Vanessa se esforzó por aguantar el pesado paraguas y sus modales.
– ¿Le gustaría entrar a tomar una taza de té?
– Tengo mucho que hacer. Sigues tocando muy bien, Vanessa.
– Gracias.
Cuando la señora Driscoll volvió a tomar su paraguas, Vanessa pensó que su breve conversación había terminado. Tendría que haberse imaginado que no era sí.
– Tengo una sobrina nieta. Ha estado dando clases de piano en Hagerston, pero a su madre le cuesta mucho trabajo tener que llevarla hasta allí. Me imaginé que, ahora que estás aquí de nuevo, tú podrías hacerte cargo.
– Oh, pero yo…
– Lleva tomando lecciones casi un año, una hora a la semana. En Navidades nos tocó un villancico realmente bien.
– Me alegro mucho, pero, dado que ya tiene quien le dé clases, creo que es mejor que yo no me interponga.
– La niña vive enfrente de Lester. Podría venir andando a tu casa y, así, le daría a su madre un respiro. Lucy, que así se llama mi sobrina, que es la segunda hija de mi hermano pequeño, está esperando otro niño para el mes que viene. Esperamos que esta vez sea un niño, dado que ya tienen dos niñas. Parece que en nuestra familia sólo hay niñas.
– Ah…
– A ella le cuesta mucho tener que ir hasta Hagerston.
– Estoy segura, pero…
– Tienes una hora libre una vez a la semana, ¿verdad?
Completamente exasperada, Vanessa se pasó una mano por el cabello, que se le estaba empapando muy rápidamente.
– Supongo que sí, pero…
– ¿Qué te parece si empezáis hoy mismo? El autobús escolar la deja justo después de las tres y media. Puede estar en tu casa a las cuatro.

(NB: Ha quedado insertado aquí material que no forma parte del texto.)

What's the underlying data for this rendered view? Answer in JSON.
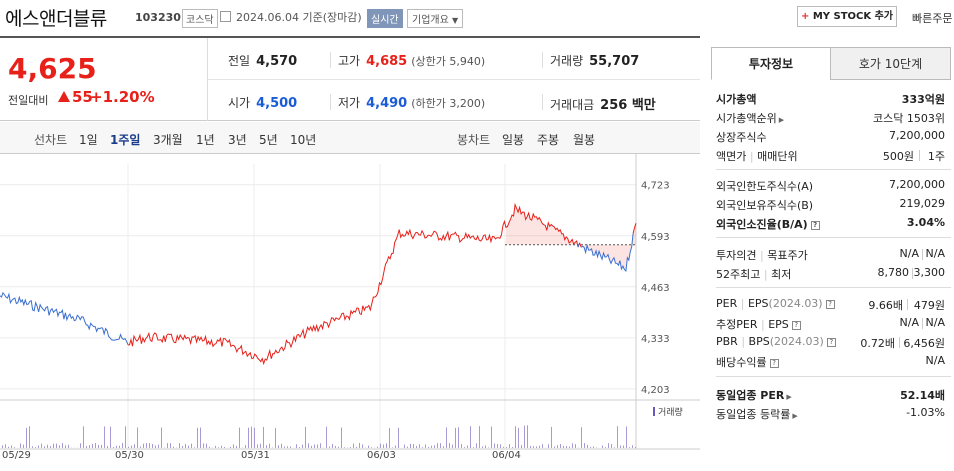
{
  "header": {
    "name": "에스앤더블류",
    "code": "103230",
    "market": "코스닥",
    "date": "2024.06.04 기준(장마감)",
    "realtime": "실시간",
    "corp_info": "기업개요",
    "my_stock": "MY STOCK 추가",
    "quick_order": "빠른주문"
  },
  "summary": {
    "price": "4,625",
    "prev_label": "전일대비",
    "change": "55",
    "change_pct": "+1.20%",
    "prev_close_label": "전일",
    "prev_close": "4,570",
    "high_label": "고가",
    "high": "4,685",
    "upper_limit": "(상한가 5,940)",
    "volume_label": "거래량",
    "volume": "55,707",
    "open_label": "시가",
    "open": "4,500",
    "low_label": "저가",
    "low": "4,490",
    "lower_limit": "(하한가 3,200)",
    "amount_label": "거래대금",
    "amount": "256 백만"
  },
  "tabs": {
    "line_caption": "선차트",
    "line": [
      "1일",
      "1주일",
      "3개월",
      "1년",
      "3년",
      "5년",
      "10년"
    ],
    "selected": "1주일",
    "candle_caption": "봉차트",
    "candle": [
      "일봉",
      "주봉",
      "월봉"
    ]
  },
  "chart_data": {
    "type": "line",
    "title": "",
    "x_ticks": [
      "05/29",
      "05/30",
      "05/31",
      "06/03",
      "06/04"
    ],
    "y_ticks": [
      4723,
      4593,
      4463,
      4333,
      4203
    ],
    "ylim": [
      4190,
      4735
    ],
    "base_price": 4570,
    "volume_legend": "거래량",
    "series": [
      {
        "x": "05/29 09:00",
        "y": 4440
      },
      {
        "x": "05/29 13:00",
        "y": 4380
      },
      {
        "x": "05/29 15:30",
        "y": 4320
      },
      {
        "x": "05/30 10:00",
        "y": 4335
      },
      {
        "x": "05/30 14:00",
        "y": 4320
      },
      {
        "x": "05/31 09:30",
        "y": 4280
      },
      {
        "x": "05/31 12:00",
        "y": 4355
      },
      {
        "x": "05/31 15:00",
        "y": 4410
      },
      {
        "x": "06/03 10:00",
        "y": 4600
      },
      {
        "x": "06/03 13:00",
        "y": 4590
      },
      {
        "x": "06/03 15:00",
        "y": 4580
      },
      {
        "x": "06/04 09:30",
        "y": 4660
      },
      {
        "x": "06/04 11:00",
        "y": 4620
      },
      {
        "x": "06/04 13:00",
        "y": 4560
      },
      {
        "x": "06/04 15:00",
        "y": 4510
      },
      {
        "x": "06/04 15:30",
        "y": 4625
      }
    ]
  },
  "right_panel": {
    "tab_invest": "투자정보",
    "tab_hoga": "호가 10단계",
    "market_cap_label": "시가총액",
    "market_cap": "333억원",
    "cap_rank_label": "시가총액순위",
    "cap_rank": "코스닥 1503위",
    "shares_label": "상장주식수",
    "shares": "7,200,000",
    "face_label": "액면가",
    "unit_label": "매매단위",
    "face": "500원",
    "unit": "1주",
    "foreign_limit_label": "외국인한도주식수(A)",
    "foreign_limit": "7,200,000",
    "foreign_hold_label": "외국인보유주식수(B)",
    "foreign_hold": "219,029",
    "foreign_ratio_label": "외국인소진율(B/A)",
    "foreign_ratio": "3.04%",
    "opinion_label": "투자의견",
    "target_label": "목표주가",
    "opinion": "N/A",
    "target": "N/A",
    "week52_label": "52주최고",
    "week52_low_label": "최저",
    "week52_high": "8,780",
    "week52_low": "3,300",
    "per_label": "PER",
    "eps_label": "EPS",
    "eps_period": "(2024.03)",
    "per": "9.66배",
    "eps": "479원",
    "est_per_label": "추정PER",
    "est_eps_label": "EPS",
    "est_per": "N/A",
    "est_eps": "N/A",
    "pbr_label": "PBR",
    "bps_label": "BPS",
    "bps_period": "(2024.03)",
    "pbr": "0.72배",
    "bps": "6,456원",
    "dividend_label": "배당수익률",
    "dividend": "N/A",
    "sector_per_label": "동일업종 PER",
    "sector_per": "52.14배",
    "sector_change_label": "동일업종 등락률",
    "sector_change": "-1.03%"
  }
}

Vanessa se dijo que tenía que ser firme.
– Señora Driscoll, me encantaría ayudarla, pero yo nunca he dado clases.
– Pero sabes cómo tocar el piano, ¿verdad? -replicó la anciana.
– Bueno, sí, pero…
– En ese caso, estoy segura de que sabrás enseñarle a una niña a hacerlo, a menos que sea como Dory. Ésa es mi hija mayor. No pude enseñarle nunca a hacer ganchillo. Tiene las manos muy torpes. Sin embargo, Annie, mi sobrina nieta, es muy hábil. También es muy lista. No tendrás problema con ella.
– Estoy segura de que es muy lista, pero es que yo no…
– Te pagaré diez dólares por clase -le informó muy satisfecha la señora Driscoll mientras Vanessa trataba de encontrar alguna excusa-. A ti siempre se te dieron bien los estudios. Eras lista y te portabas bien. Nunca me diste problemas como Brady. Ese niño fue un diablo desde el principio, pero no pude evitar sentir una gran simpatía por él. Me encargaré de que Annie esté aquí a las cuatro.
Con eso, la anciana siguió andando, cobijada por su enorme paraguas. Vanessa se quedó con la sensación de haber sido atropellada por una vieja pero potente apisonadora.
¿Cómo había conseguido que le diera clases de piano a su sobrina nieta? Suponía que del mismo modo en el que la señora Driscoll siempre conseguía que ella se presentara «voluntaria» para limpiar la pizarra después de clase.
Se pasó una mano por el húmedo cabello y se dirigió a la casa. Estaba vacía y silenciosa, pero ella ya había descartado la idea de meterse en la cama. Si iba a tener que darle clase a una niña, era mejor que se preparara para ello. Al menos, así mantendría la mente ocupada.
Se dirigió a la sala de música, con la esperanza de que su madre hubiera guardado algunos de sus antiguos libros de música. Abrió un cajón del aparador, pero éste contenía unas partituras que le parecieron a Vanessa demasiado avanzadas. Sin embargo, sus propios dedos se morían de ganas por tocar aquellas notas.